I’ve loved writing for almost as long as I can remember.  I loved it because it was such an amazing way to escape the daily grind, to explore new worlds in new ways.  But the biggest reason that I loved to write was because it was FUN.  Creating characters, coming up with back stories, coming up with a creative twist is just so much fun.

Over the last year that I’ve been seriously writing, putting time and energy into finishing projects, there are so many things that I’ve learned.  One of the biggest lessons is that you can’t fake it.  And really, you shouldn’t even try.  If you’re writing to make money or fans, or if you’re not into the project or scene, it shows.  I could force myself to write a blog post every week but then it would be work, it wouldn’t be fun, the posts would be uninspired, and I don’t delude myself into thinking that readers aren’t smart enough to realize that.
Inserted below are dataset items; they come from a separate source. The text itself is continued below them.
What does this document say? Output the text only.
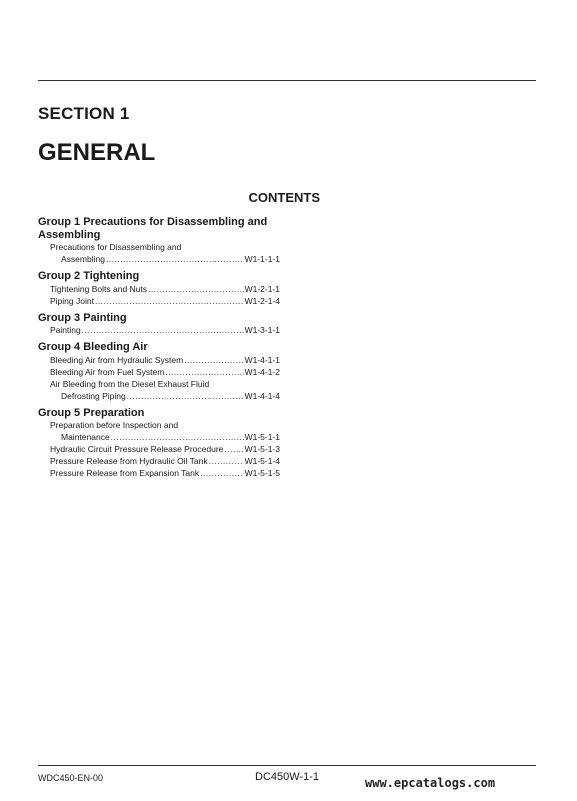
SECTION 1
GENERAL
CONTENTS
Group 1 Precautions for Disassembling and Assembling
Precautions for Disassembling and
Assembling .....	W1-1-1-1
Group 2 Tightening
Tightening Bolts and Nuts .....	W1-2-1-1
Piping Joint .....	W1-2-1-4
Group 3 Painting
Painting .....	W1-3-1-1
Group 4 Bleeding Air
Bleeding Air from Hydraulic System .....	W1-4-1-1
Bleeding Air from Fuel System .....	W1-4-1-2
Air Bleeding from the Diesel Exhaust Fluid
Defrosting Piping .....	W1-4-1-4
Group 5 Preparation
Preparation before Inspection and
Maintenance .....	W1-5-1-1
Hydraulic Circuit Pressure Release Procedure ..... W1-5-1-3
Pressure Release from Hydraulic Oil Tank .....	W1-5-1-4
Pressure Release from Expansion Tank .....	W1-5-1-5
WDC450-EN-00	DC450W-1-1	www.epcatalogs.com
What this also tells me is that I’m probably never going to be an indie success story.  I don’t like social media, I don’t like marketing, I don’t like putting myself out there, branding myself sounds painful, and half of the tips for success would be a lot of work.  I could do all of that, I could do all the “right” things, I could form myself into the shape of the box, but that would turn this thing that I love into a job.  I already have a job, I write because I love it.  And I’m certain that even if I did those things the writing wouldn’t be the same, the lack of fun would come across in anything I published.  I want more than that and readers certainly deserve better.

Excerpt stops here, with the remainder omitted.